Building the infrared telescope, however, could require an increase in NASA’s $150 million annual budget for planetary defense. Most of that money now goes to the Double Asteroid Redirection Test (DART) mission being built by Johns Hopkins University’s Applied Physics Laboratory in Laurel, Maryland. Set for launch in 2021, DART seeks to test whether it’s possible to deflect the path of an asteroid. It’s unclear whether congressional appropriators will follow NASA’s lead and also fund the new infrared telescope.

The mission also marks perhaps the first time that NASA has taken a mission proposal developed by an outside group for one its competitive science programs and proposed running it internally, Sykes says. The move could recast the role of Amy Mainzer, an astronomer at the University of Arizona in Tucson who has led NEOCam since it was first proposed, and her science team. Mainzer, who recently moved from JPL to the university’s Lunar and Planetary Laboratory, would have served as the mission’s principal investigator.

“I’m hearing [today’s news] at the same time as everyone else,” says Mainzer, who serves on NASA’s Planetary Science Advisory Committee, which is meeting today in Washington, D.C. “It sounds like NASA is interested in pursuing this, which I think is great. … It’s a problem worth solving.” The role that she and her university will play is not yet worked out, however.

Over the past 15 years, with NASA support, Mainzer’s team has refined the electronics and sensors that will power the telescope. Unlike a predecessor infrared telescope, the Wide-field Infrared Survey Explorer (WISE), NEOCam sensors will be able to operate without active refrigeration when parked at L1, a stable vantage point balanced between the gravity of Earth and the sun. Engineers, meanwhile, have dramatically lowered the “dark currents” of its detectors, spurious noise that occurs when the detectors are operated even in pitch black conditions.

Not everyone has been a fan of NEOCam’s plans. Nathan Myhrvold, a billionaire technologist and former Microsoft chief technology officer in Bellevue, Washington, has faulted the statistics used by Mainzer and others to generate asteroid diameters from observations of the WISE instrument, among other issues. The congressional mandate, passed in 2005, that NEOCam was designed to solve also seems increasingly irrelevant. One change is that researchers now think asteroids smaller than 140 meters in diameter also pose potentially serious threats to Earth, in part because they could generate damaging tsunamis. “The goal as defined [by Congress] does not represent any sort of a threshold that amounts to success if you achieve it versus failure if you don’t,” says Alan Harris, a planetary scientist at MoreData in La Canada, California. “It’s just a random benchmark on the field of play.”

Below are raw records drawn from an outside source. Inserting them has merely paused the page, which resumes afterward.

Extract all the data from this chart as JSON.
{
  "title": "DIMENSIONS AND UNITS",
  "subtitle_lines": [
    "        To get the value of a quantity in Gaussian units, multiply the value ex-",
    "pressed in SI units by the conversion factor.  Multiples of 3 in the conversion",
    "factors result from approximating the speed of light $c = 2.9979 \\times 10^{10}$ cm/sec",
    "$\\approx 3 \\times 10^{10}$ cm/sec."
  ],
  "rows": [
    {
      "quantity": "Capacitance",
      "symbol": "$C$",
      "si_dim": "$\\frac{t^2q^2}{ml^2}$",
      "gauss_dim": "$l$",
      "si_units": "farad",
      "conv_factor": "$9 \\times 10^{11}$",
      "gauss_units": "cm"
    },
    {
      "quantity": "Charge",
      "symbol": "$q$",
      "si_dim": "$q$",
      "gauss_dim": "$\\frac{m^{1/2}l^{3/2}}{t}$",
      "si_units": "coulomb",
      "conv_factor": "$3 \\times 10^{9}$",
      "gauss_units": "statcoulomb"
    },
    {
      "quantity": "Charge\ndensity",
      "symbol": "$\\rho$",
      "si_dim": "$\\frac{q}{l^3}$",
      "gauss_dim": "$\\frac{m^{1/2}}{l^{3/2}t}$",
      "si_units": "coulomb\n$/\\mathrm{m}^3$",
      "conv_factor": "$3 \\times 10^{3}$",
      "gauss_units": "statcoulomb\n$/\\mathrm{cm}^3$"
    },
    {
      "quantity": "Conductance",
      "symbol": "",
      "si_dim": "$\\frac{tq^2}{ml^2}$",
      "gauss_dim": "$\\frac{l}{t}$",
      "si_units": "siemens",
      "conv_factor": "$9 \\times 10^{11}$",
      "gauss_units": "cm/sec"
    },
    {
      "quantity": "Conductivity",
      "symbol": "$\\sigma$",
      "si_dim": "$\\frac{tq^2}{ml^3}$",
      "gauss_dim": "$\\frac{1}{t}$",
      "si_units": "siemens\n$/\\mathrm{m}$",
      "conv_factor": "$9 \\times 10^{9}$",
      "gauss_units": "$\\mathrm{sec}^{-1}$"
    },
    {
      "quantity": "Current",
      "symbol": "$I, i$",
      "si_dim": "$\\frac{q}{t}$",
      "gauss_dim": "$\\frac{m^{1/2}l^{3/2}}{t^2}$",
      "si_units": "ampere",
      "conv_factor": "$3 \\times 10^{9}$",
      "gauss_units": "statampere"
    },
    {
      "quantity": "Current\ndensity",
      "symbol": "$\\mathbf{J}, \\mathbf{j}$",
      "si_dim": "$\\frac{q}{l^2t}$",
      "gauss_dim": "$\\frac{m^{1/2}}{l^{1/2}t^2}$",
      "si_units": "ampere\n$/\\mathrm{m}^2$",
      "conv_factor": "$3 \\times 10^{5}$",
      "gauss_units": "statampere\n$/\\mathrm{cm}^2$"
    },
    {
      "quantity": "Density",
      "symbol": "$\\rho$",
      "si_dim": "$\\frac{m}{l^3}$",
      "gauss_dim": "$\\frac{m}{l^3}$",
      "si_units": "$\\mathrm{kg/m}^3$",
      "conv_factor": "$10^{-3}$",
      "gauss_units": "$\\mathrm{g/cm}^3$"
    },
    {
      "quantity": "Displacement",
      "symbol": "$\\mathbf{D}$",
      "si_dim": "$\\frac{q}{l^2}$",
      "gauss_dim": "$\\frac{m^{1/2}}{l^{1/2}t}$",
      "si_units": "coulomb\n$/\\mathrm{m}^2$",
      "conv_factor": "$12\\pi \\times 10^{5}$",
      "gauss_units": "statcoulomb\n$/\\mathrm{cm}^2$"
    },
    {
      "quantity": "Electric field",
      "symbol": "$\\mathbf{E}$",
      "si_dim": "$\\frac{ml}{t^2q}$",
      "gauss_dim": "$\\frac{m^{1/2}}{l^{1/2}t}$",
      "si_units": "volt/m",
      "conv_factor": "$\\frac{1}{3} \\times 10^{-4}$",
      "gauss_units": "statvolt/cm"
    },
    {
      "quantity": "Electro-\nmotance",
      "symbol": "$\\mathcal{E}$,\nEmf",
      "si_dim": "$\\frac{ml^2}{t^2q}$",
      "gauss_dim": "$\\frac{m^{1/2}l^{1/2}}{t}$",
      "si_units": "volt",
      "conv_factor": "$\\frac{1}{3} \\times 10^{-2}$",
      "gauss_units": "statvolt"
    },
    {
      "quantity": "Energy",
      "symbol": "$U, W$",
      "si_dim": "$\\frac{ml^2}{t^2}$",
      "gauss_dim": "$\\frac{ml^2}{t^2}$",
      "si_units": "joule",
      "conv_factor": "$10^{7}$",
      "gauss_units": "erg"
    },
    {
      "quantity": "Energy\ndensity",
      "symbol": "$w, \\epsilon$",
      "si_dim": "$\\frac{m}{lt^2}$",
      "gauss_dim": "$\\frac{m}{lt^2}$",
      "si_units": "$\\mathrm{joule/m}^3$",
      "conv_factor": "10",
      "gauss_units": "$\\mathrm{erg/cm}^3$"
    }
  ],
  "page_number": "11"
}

The decision by NASA to pursue the telescope comes after an embarrassing episode this summer, reported earlier this month by BuzzFeed. The agency and ground-based telescopes failed to identify, until the last minute, a slow-moving, football field–size asteroid, named 2019 OK, that passed just 65,000 kilometers from Earth. It’s unclear whether NEOCam would have detected that asteroid, though it is expected to study asteroids under the 140-meter threshold, as well.

It is a good move by NASA to move the telescope out of its science funding portfolio, Harris adds. Planetary scientists have doubted NEOCam would yield important new research, a suspicion that likely derailed it in past competitions. That doesn’t make getting this data less worthwhile for society, however, Melosh says. “It’s something that we really need to do,” he says. “It may not be absolutely the best science, but there’s more to life than scientific knowledge.”

This is a developing story.